Rules for Sanding
Use a bright incandescent light to see the scratch pattern on the wood.
Keep the sandpaper sharp and clean
Remove all tool damage with coarser grit before moving to finer grits
Reasons to move to higher grits
Remove all sanding dust before going to the next finer grit
Sanding approaches and when to use them
Wet sanding is a very effective way of dealing with dust and eliminating difficult grain patterns. The slurry can also be used to fill microscopic cracks that would be impossible to fill any other way. This is done when applying oil finishes. Put a coat of your chosen oil finish on the turning (the finish can be cut with mineral spirits or turpentine). Turn the lathe on slow and sand. Work your way up through the grits, removing slurry and adding fresh oil. At the end, wipe out the bowl and coat with your chosen oil. It is a good idea to keep the lathe running slowly, as well as covering the bed of the lathe, to reduce any spray.
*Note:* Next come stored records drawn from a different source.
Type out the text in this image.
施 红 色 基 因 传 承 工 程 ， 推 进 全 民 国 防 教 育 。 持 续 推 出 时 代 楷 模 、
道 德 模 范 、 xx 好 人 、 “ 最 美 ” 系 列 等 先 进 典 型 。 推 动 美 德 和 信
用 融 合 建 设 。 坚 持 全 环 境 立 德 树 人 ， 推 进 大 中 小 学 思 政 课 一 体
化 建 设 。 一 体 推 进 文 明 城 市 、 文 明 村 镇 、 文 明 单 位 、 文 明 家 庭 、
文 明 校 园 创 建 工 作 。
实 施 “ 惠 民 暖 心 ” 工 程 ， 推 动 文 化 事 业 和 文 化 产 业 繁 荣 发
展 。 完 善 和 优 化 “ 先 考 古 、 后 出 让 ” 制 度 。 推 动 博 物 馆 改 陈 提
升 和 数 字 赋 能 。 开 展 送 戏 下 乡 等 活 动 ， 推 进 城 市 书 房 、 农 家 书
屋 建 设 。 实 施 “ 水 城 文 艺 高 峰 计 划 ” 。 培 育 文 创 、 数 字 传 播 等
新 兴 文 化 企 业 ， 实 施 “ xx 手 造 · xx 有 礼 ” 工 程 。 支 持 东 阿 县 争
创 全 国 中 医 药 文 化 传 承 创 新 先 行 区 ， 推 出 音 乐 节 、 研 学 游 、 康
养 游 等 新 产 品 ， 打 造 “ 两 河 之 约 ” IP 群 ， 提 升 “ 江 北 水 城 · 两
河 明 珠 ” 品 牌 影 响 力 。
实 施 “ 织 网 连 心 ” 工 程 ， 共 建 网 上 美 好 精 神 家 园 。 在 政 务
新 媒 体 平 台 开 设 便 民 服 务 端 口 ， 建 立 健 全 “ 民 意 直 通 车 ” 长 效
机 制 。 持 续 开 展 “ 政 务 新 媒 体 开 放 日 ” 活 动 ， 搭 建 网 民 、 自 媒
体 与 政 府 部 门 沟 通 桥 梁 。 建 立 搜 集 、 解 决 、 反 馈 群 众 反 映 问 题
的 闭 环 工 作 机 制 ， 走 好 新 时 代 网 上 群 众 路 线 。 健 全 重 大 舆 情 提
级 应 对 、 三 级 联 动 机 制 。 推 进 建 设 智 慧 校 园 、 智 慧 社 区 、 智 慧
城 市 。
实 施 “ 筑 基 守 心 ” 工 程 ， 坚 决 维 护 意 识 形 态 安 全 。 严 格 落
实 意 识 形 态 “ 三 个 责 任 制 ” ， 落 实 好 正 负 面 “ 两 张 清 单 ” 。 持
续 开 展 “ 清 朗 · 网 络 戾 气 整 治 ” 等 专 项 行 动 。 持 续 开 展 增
Sanding with Wax. is also a very effective in dealing with difficult grain patterns. It also keeps dust down. Mix 15 per cent sheet beeswax with 85 per cent mineral oil. Melt together in a double boiler. Slop the mixture on the turning and sand. Add more of the mix if necessary. As you reach 320 grit, you should be beginning to dry sand. This works with oil finishes and varnish but not with water finishes unless you get all the wax off.